Chi viola il dovere di fedeltà coniugale non ha diritto all’assegno e vede addebitarsi la separazione. Lo ha ribadito il Tribunale di Roma con sentenza del 9 gennaio 2015.
L’istruttoria espletata sul caso ha portato il Tribunale a rigettare le richieste della moglie in danno del marito, incentrate su una colpa basata sul sentirsi trascurata per avere il marito profuso ogni impegno alla costruzione del suo profilo professionale e di un solido impianto economico. Il marito aveva assunto incarichi di primario ospedaliero e di professore universitario, oltre a svolgere l’attività di libero professionista.
Il giudice ha accertato che il ménage familiare si sia costruito su una pattuizione implicita, che vedeva il marito impegnato a provvedere al fabbisogno economico della famiglia e la moglie dedita ai compiti materiali genitoriali.
La violazione del dovere di fedeltà da parte della moglie è emersa in sede testimoniale, che ha accertato che quest’ultima intrattenesse una relazione con un amico di famiglia, già molto tempo prima – due anni – della separazione. Questo dato, oltre all’assiduità della frequentazione e al fatto che gli amici della coppia ne fossero a conoscenza, ha portato il giudice ad affermare il nesso di causalità tra infedeltà e rottura del matrimonio.

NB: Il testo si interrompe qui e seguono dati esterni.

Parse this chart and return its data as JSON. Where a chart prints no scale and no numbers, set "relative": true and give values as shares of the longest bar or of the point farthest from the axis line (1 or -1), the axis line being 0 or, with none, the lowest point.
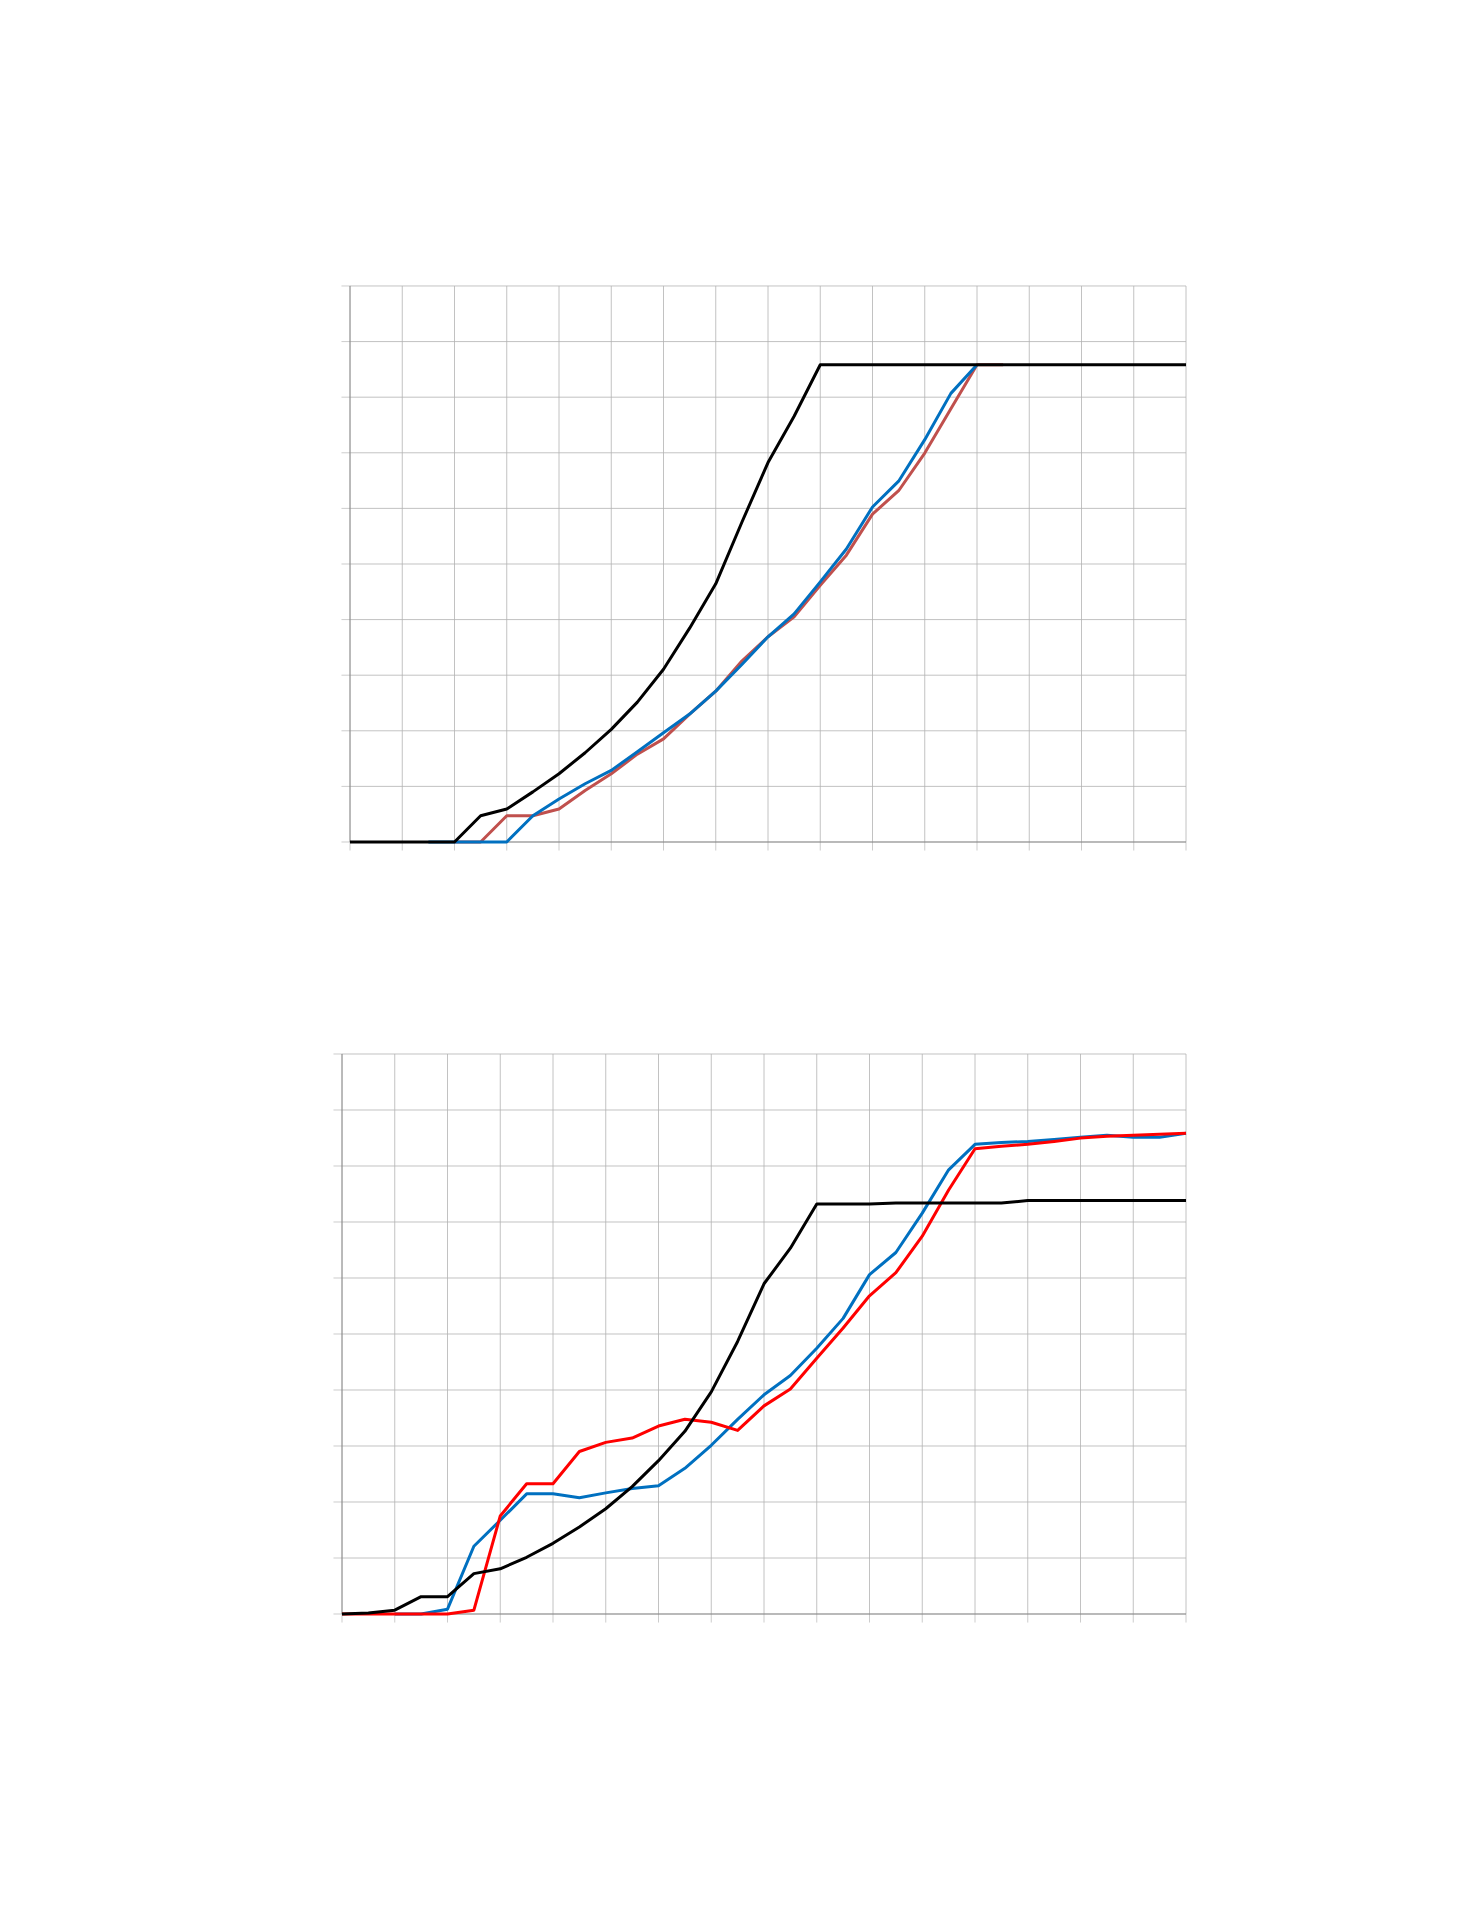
{
  "chart_data": [
    {
      "type": "line",
      "relative": true,
      "grid": true,
      "categories": [
        null,
        null,
        null,
        null,
        null,
        null,
        null,
        null,
        null,
        null,
        null,
        null,
        null,
        null,
        null,
        null,
        null,
        null,
        null,
        null,
        null,
        null,
        null,
        null,
        null,
        null,
        null,
        null,
        null,
        null,
        null,
        null,
        null
      ],
      "series": [
        {
          "color": "#c0504d",
          "values": [
            null,
            null,
            null,
            null,
            0,
            0,
            0.055,
            0.055,
            0.069,
            0.108,
            0.143,
            0.184,
            0.216,
            0.268,
            0.316,
            0.379,
            0.43,
            0.472,
            0.538,
            0.601,
            0.687,
            0.736,
            0.815,
            0.908,
            1,
            1,
            null,
            null,
            null,
            null,
            null,
            null,
            null
          ]
        },
        {
          "color": "#0070c0",
          "values": [
            null,
            null,
            null,
            0,
            0,
            0,
            0,
            0.055,
            0.09,
            0.122,
            0.15,
            0.189,
            0.229,
            0.268,
            0.316,
            0.372,
            0.43,
            0.478,
            0.545,
            0.614,
            0.702,
            0.756,
            0.843,
            0.94,
            1,
            null,
            null,
            null,
            null,
            null,
            null,
            null,
            null
          ]
        },
        {
          "color": "#000000",
          "values": [
            0,
            0,
            0,
            0,
            0,
            0.055,
            0.069,
            0.105,
            0.143,
            0.187,
            0.236,
            0.293,
            0.362,
            0.448,
            0.541,
            0.67,
            0.795,
            0.892,
            1,
            1,
            1,
            1,
            1,
            1,
            1,
            1,
            1,
            1,
            1,
            1,
            1,
            1,
            1
          ]
        }
      ]
    },
    {
      "type": "line",
      "relative": true,
      "grid": true,
      "categories": [
        null,
        null,
        null,
        null,
        null,
        null,
        null,
        null,
        null,
        null,
        null,
        null,
        null,
        null,
        null,
        null,
        null,
        null,
        null,
        null,
        null,
        null,
        null,
        null,
        null,
        null,
        null,
        null,
        null,
        null,
        null,
        null,
        null
      ],
      "series": [
        {
          "color": "#0070c0",
          "values": [
            null,
            null,
            0,
            0,
            0.01,
            0.141,
            0.195,
            0.25,
            0.25,
            0.242,
            0.252,
            0.261,
            0.267,
            0.303,
            0.351,
            0.405,
            0.456,
            0.496,
            0.553,
            0.615,
            0.706,
            0.752,
            0.834,
            0.924,
            0.977,
            0.981,
            0.983,
            0.987,
            0.992,
            0.996,
            0.992,
            0.992,
            1
          ]
        },
        {
          "color": "#ff0000",
          "values": [
            0,
            0,
            0,
            0,
            0,
            0.008,
            0.204,
            0.271,
            0.271,
            0.338,
            0.357,
            0.366,
            0.391,
            0.405,
            0.399,
            0.382,
            0.433,
            0.468,
            0.532,
            0.595,
            0.662,
            0.71,
            0.786,
            0.882,
            0.968,
            0.973,
            0.977,
            0.983,
            0.99,
            0.994,
            0.996,
            0.998,
            1
          ]
        },
        {
          "color": "#000000",
          "values": [
            0,
            0.002,
            0.008,
            0.036,
            0.036,
            0.084,
            0.094,
            0.118,
            0.147,
            0.181,
            0.219,
            0.265,
            0.319,
            0.38,
            0.462,
            0.567,
            0.687,
            0.761,
            0.853,
            0.853,
            0.853,
            0.855,
            0.855,
            0.855,
            0.855,
            0.855,
            0.86,
            0.86,
            0.86,
            0.86,
            0.86,
            0.86,
            0.86
          ]
        }
      ]
    }
  ]
}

È stato quindi escluso l’assegno di mantenimento a carico del marito. Inoltre, la mancanza probatoria dello stato di bisogno ha impedito anche il riconoscimento degli alimenti a favore della moglie. Per ciò che concerne le due figlie, è stato stabilito (considerato il reddito paterno) un importo di € 4.000, da corrisponder alla madre in questo modo: integralmente per la minore e per i due terzi per la figlia maggiorenne, potendo l’importo residuo di € 500 essere versato dal padre direttamente nelle sue mani.